DAYANIŞMA RUHU BAŞKENTE TAŞINIYOR
50 binden fazla canımızı kaybettiğimiz, 11 kentte milyonları etkileyen deprem Hatay’ı neredeyse haritadan sildi. Bu büyük afet, dayanışmanın gücünü de ortaya koydu. Hem dünya hem de ülkemiz “Asrın felaketinin” acısını yüreğinde hissetti. Foto muhabirleri ve gazeteciler, depremzedeler gibi zor şartlarda mücadele vererek görev yaptı. Düzenlenen sergiyle meslektaşlarımızın fotoğrafları, dijital olarak çağdaş bir vizyonla yaşanan depremin acısını ve dayanışmanın ruhunu başkente taşıyor.
Hatay’ı neredeyse haritadan silen deprem, Adıyaman’ı, Kahramanmaraş’ı, Gaziantep’in de aralarında bulunduğu 11 şehri ve onlarca ilçeyi vurdu. Bu büyük felakette gazeteciler de, hem çalışma koşulları, hem haberleri ile bir sınav verdi.
Depremlerden sonra kamuoyunda en çok tartışılan konulardan biri gazetecilikti. Depremin yaraları sarılmaya başlarken depremin hemen ardından gelecekte yaşanacak benzeri afetlere hazırlıklı olma adına çalışmalar da gündeme geldi.
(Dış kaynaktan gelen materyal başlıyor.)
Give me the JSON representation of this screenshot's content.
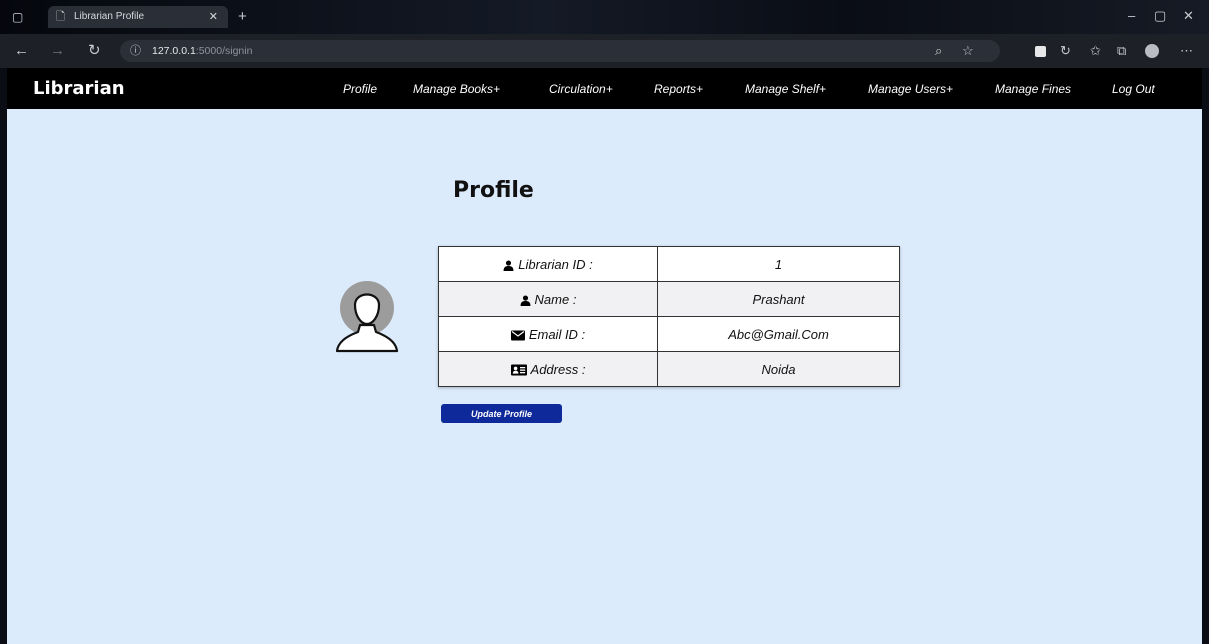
{
  "browser": {
    "tab_title": "Librarian Profile",
    "url_host": "127.0.0.1",
    "url_path": ":5000/signin"
  },
  "navbar": {
    "brand": "Librarian",
    "links": [
      "Profile",
      "Manage Books+",
      "Circulation+",
      "Reports+",
      "Manage Shelf+",
      "Manage Users+",
      "Manage Fines",
      "Log Out"
    ]
  },
  "profile": {
    "heading": "Profile",
    "rows": [
      {
        "icon": "user-icon",
        "label": "Librarian ID :",
        "value": "1"
      },
      {
        "icon": "user-icon",
        "label": "Name :",
        "value": "Prashant"
      },
      {
        "icon": "envelope-icon",
        "label": "Email ID :",
        "value": "Abc@Gmail.Com"
      },
      {
        "icon": "address-card-icon",
        "label": "Address :",
        "value": "Noida"
      }
    ],
    "update_button": "Update Profile"
  },
  "colors": {
    "page_bg": "#dcebfc",
    "navbar_bg": "#000000",
    "button_bg": "#0e2a9a"
  }
}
Ankara Üniversitesi İletişim Fakültesi, düzenlediği Deprem Haberciliği Atölyesi’yle bu konuyu gündemine aldı.
KRİZ, GAZETECİLİĞİN ÖNEMİNİ BİR KEZ DAHA GÖSTERDİ
Gazetecilik Bölümü Öğretim Elemanı ve Deprem Haberciliği Atölyesi Düzenleme Kurulu Üyesi Dr. Gökhan Bulut, çalışmanın bir diğer amacının da İLEF öğrencilerinin deprem ve diğer afet koşullarına olabildiğince hazırlıklı olmasını sağlayacak ders içerikleri üretmek olduğunu açıkladı. Bulut, önümüzdeki dönemlerde bu çalışmaların yol göstericiliğinde bir “Afet Haberciliği” dersi açılmasının planlandığını da söyledi.
Yaşanan durumun ne olduğunu daha iyi anlayabilmek, Türkiye’deki gazetecilik alanına somut katkıda bulunabilmek ve öğrencilerin meslek yaşamında ihtiyaç duyacakları donanımı kazandırabilmek istediklerini anlatan Bulut, şöyle konuştu: “Yaşanan bu büyük acıların ardından ortaya çıkan toplumsal kriz, bize gazeteciliğin önemini bir kez daha gösterdi. Kamuoyunun doğru bilgilendirilmesi gazetecilerin görevlerini en uygun şartlarda yapabilmesine de bağlı. O nedenle gazetecilik kurumlarının, gazetecilerin, gazetecilik akademisyenlerinin ve gazetecilik öğrencilerinin bilmesinde, uygulamasında ve geliştirmesinde yarar olacak bir sonucu, yine bu bileşenlerle ortaya çıkarmayı amaçlıyoruz. Gazetecilerin, özellikle de deprem gibi krizli dönemlerdeki mesleki deneyiminin çok önemli olduğunu biliyoruz. Bu deneyimin değerli bilgisini üretmek, gerektiği yerde eleştirisini yaparak eksikleri tamamlamak ve öğrencilerimizin niteliklerini artırarak gazetecilik alanının gelişmesine katkıda bulunmak, bugün çok daha önemli hale geldi. Gazetecilik Bölümü olarak bunun farkındayız ve tüm çabamız demokratik kamuoyunun oluşumuna bu yolla da katkı sağlayabilmek. Fakültenin gazetecilik eğitiminde 60 yıla yaklaşan birikimini meslek alanıyla buluşturabilmeyi de hedefliyoruz.”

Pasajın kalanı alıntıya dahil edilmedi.